Mix well and fry. I did a quick test by nuking a little bit of the mix. I totally overcooked it but it tasted pretty good. I am sure I will be tweaking this the more I use it but it's nice to have a base recipe to work with!

Wednesday, January 4, 2017

Bacon Wrapped Chicken Breasts Stuffed with Sausage, Cheese, and Mushrooms

Hope everyone had an enjoyable holiday. Ours was nice albeit smaller than in years past. Everybody seemed to be broke as hell this year. Let's hope things start looking up this new year. One of the new recipes I tried this year was a sausage stuffed mushroom recipe. As usual, I had way more filling than I could fit in the caps so I came up with this recipe as a means to use up all the leftover filling. I have to say it came our great. Both hubby and I really enjoyed the end product served with rice and leftover Christmas vegetables (I had green beans and he had corn).
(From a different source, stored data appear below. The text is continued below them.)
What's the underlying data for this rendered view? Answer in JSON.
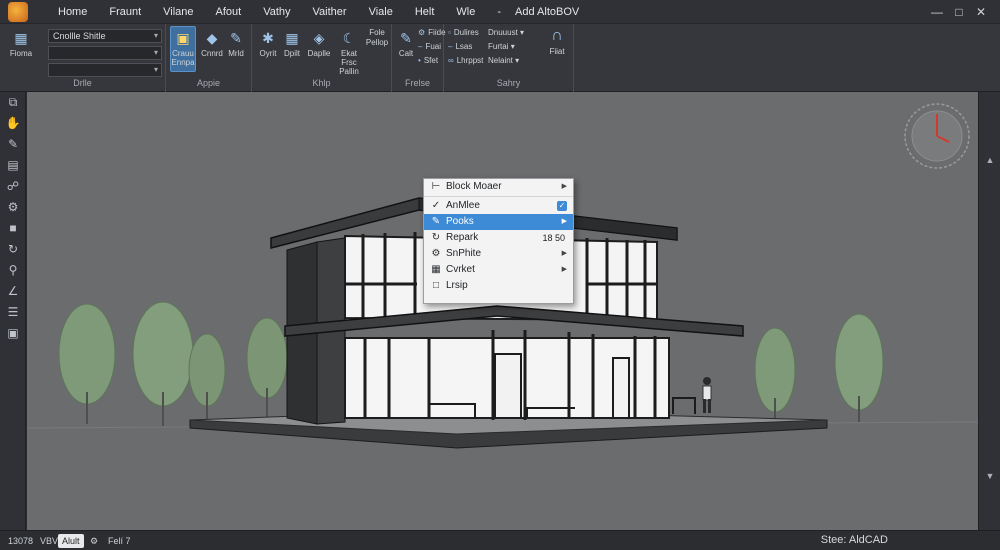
{
  "menu": {
    "items": [
      "Home",
      "Fraunt",
      "Vilane",
      "Afout",
      "Vathy",
      "Vaither",
      "Viale",
      "Helt",
      "Wle",
      "-",
      "Add AltoBOV"
    ]
  },
  "window": {
    "minimize": "—",
    "maximize": "□",
    "close": "✕"
  },
  "ribbon": {
    "draw_group": {
      "label": "Drlle",
      "tool_label": "Fioma",
      "combo1": "Cnollle Shitle",
      "combo2": "",
      "combo3": ""
    },
    "apply_group": {
      "label": "Appie",
      "tool1": "Crauu\nEnnpa",
      "tool2": "Cnnrd",
      "tool3": "Mrld"
    },
    "help_group": {
      "label": "Khlp",
      "tool1": "Oyrit",
      "tool2": "Dpilt",
      "tool3": "Daplle",
      "tool4": "Ekat\nFrsc\nPallin",
      "tool5": "Fole\nPellop"
    },
    "prefs_group": {
      "label": "Frelse",
      "tool1": "Calt",
      "r1": "Fiide",
      "r2": "Fuai",
      "r3": "Sfet"
    },
    "safety_group": {
      "label": "Sahry",
      "r1": "Dulires",
      "r2": "Lsas",
      "r3": "Lhrppst",
      "r4": "Dnuuust",
      "r5": "Furtai",
      "r6": "Nelaint",
      "tool1": "Fiiat"
    }
  },
  "context_menu": {
    "items": [
      {
        "label": "Block Moaer",
        "icon": "arrow-icon",
        "submenu": true
      },
      {
        "label": "AnMlee",
        "icon": "check-icon",
        "checked": true
      },
      {
        "label": "Pooks",
        "icon": "pen-icon",
        "submenu": true,
        "selected": true
      },
      {
        "label": "Repark",
        "icon": "circle-arrow-icon",
        "value": "18 50"
      },
      {
        "label": "SnPhite",
        "icon": "gear-icon",
        "submenu": true
      },
      {
        "label": "Cvrket",
        "icon": "grid-icon",
        "submenu": true
      },
      {
        "label": "Lrsip",
        "icon": "box-icon"
      }
    ]
  },
  "statusbar": {
    "tabs": [
      "13078",
      "VBV",
      "Alult",
      "⚙",
      "Felí 7"
    ],
    "active_tab": "Alult",
    "status_text": "Stee: AldCAD"
  },
  "colors": {
    "accent": "#3d8ad6",
    "viewport_bg": "#6b6c6e",
    "viewcube_needle": "#d23b2b"
  }
}
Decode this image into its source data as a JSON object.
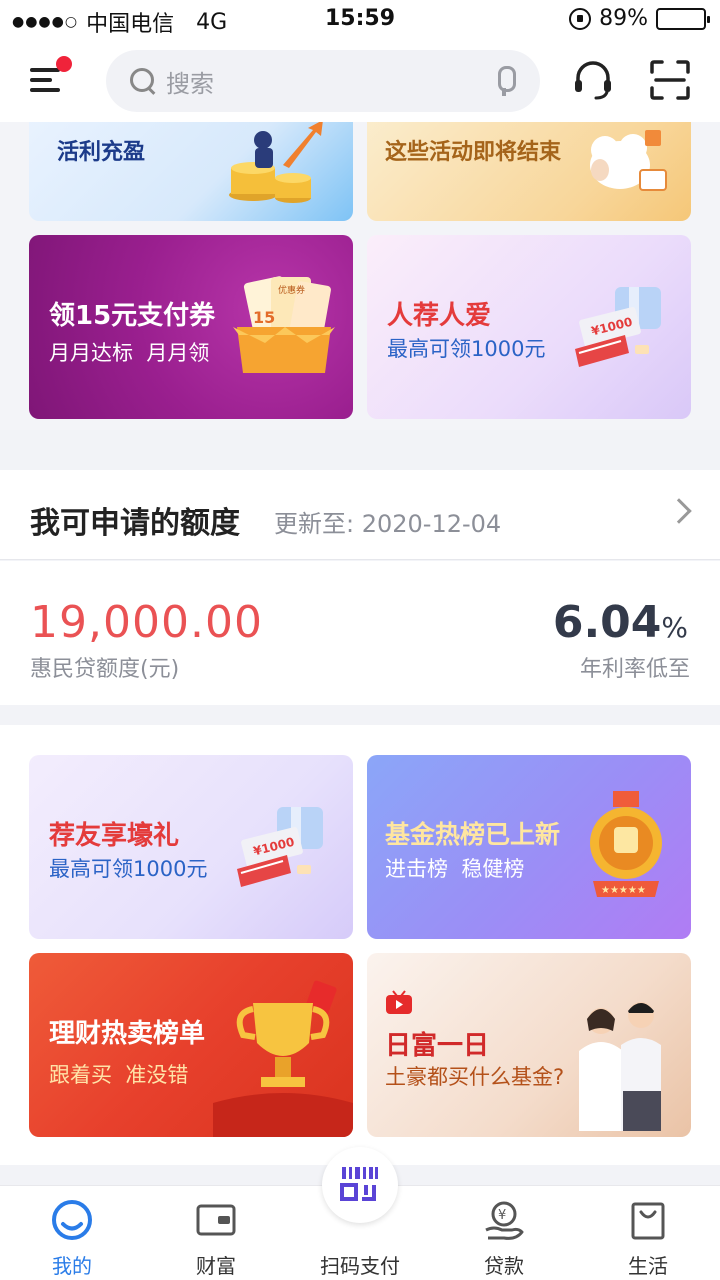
{
  "status_bar": {
    "signal": "●●●●○",
    "carrier": "中国电信",
    "network": "4G",
    "time": "15:59",
    "battery": "89%",
    "battery_level": 0.89
  },
  "header": {
    "search_placeholder": "搜索"
  },
  "top_banners": [
    {
      "subtitle": "活利充盈"
    },
    {
      "subtitle": "这些活动即将结束"
    }
  ],
  "promo_row1": [
    {
      "title": "领15元支付券",
      "subtitle": "月月达标  月月领",
      "badge": "优惠券",
      "badge_num": "15"
    },
    {
      "title": "人荐人爱",
      "subtitle": "最高可领1000元",
      "ticket": "¥1000"
    }
  ],
  "credit": {
    "title": "我可申请的额度",
    "update_label": "更新至: 2020-12-04",
    "amount": "19,000.00",
    "amount_label": "惠民贷额度(元)",
    "rate": "6.04",
    "rate_unit": "%",
    "rate_label": "年利率低至"
  },
  "promo_grid": [
    {
      "title": "荐友享壕礼",
      "subtitle": "最高可领1000元",
      "ticket": "¥1000"
    },
    {
      "title": "基金热榜已上新",
      "subtitle": "进击榜  稳健榜"
    },
    {
      "title": "理财热卖榜单",
      "subtitle": "跟着买  准没错"
    },
    {
      "title": "日富一日",
      "subtitle": "土豪都买什么基金?"
    }
  ],
  "tabs": [
    {
      "label": "我的",
      "icon": "smile-icon",
      "active": true
    },
    {
      "label": "财富",
      "icon": "wallet-icon",
      "active": false
    },
    {
      "label": "扫码支付",
      "icon": "qr-pay-icon",
      "active": false
    },
    {
      "label": "贷款",
      "icon": "yen-hand-icon",
      "active": false
    },
    {
      "label": "生活",
      "icon": "shopping-bag-icon",
      "active": false
    }
  ],
  "colors": {
    "accent": "#2a7ce8",
    "amount_red": "#ea5254",
    "notification_dot": "#f0233a"
  }
}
Bacon Wrapped Chicken Breasts Stuffed With Sausage Mushrooms and Cheese
 
 NOTE: The filling recipe was used to stuff 2 packages of mini portabella mushroon caps (Fill caps and bake at 350F for 20 minutes) with the leftover filling sufficient to stuff 2 chicken breasts.

For the Filling
2/3 brick cream cheese
1/2 pound sausage (I used Jone's Brand)
4 cloves garlic, minced
1 leek, thinly sliced
1 Cup portabella mushroom stems, chopped
1/4 Cup white wine
2-3 dashes worcestershire sauce
1/4 Cup romano cheese
1 egg
1/2 tsp black pepper

Brown sausage in a skillet, breaking into small pieces, until cooked through. Drain and place sausage in a bowl to cool.
Return skillet to stove and saute mushrooms, leeks and garlic over low heat until soft. Add worcestershire sauce
Deglaze with white wine and let wine cook away
When wine has evaporated, transfer vegetables to bowl with sausage and let cool.
Once cooled, stir in cheeses, egg, and black pepper until fully incorporated.

For the Chicken
2 boneless, skinless, chicken breast halves
1 rasher of sliced bacon

Butterfly each chicken breast and pound until a uniform 1/4 inch thickness
Spread filling mixture on chicken breasts leaving 1/4 inch allowance along one edge.
Roll chicken breasts towards the edge with the allowance to keep filling from squishing out
Carefully wrap the rolled breast with strips of bacon to keep them from unrolling. Secure with toothpick where needed

Place bacon wrapped chicken breasts on a rack in a roasting pan and bake at 350F for 30-40 minutes.
When chicken is almost done, turn on broiler and broil until bacon is crisp. Turn bundles over and continue to broil the underside until bacon is crisp. Let stand a few minutes before serving.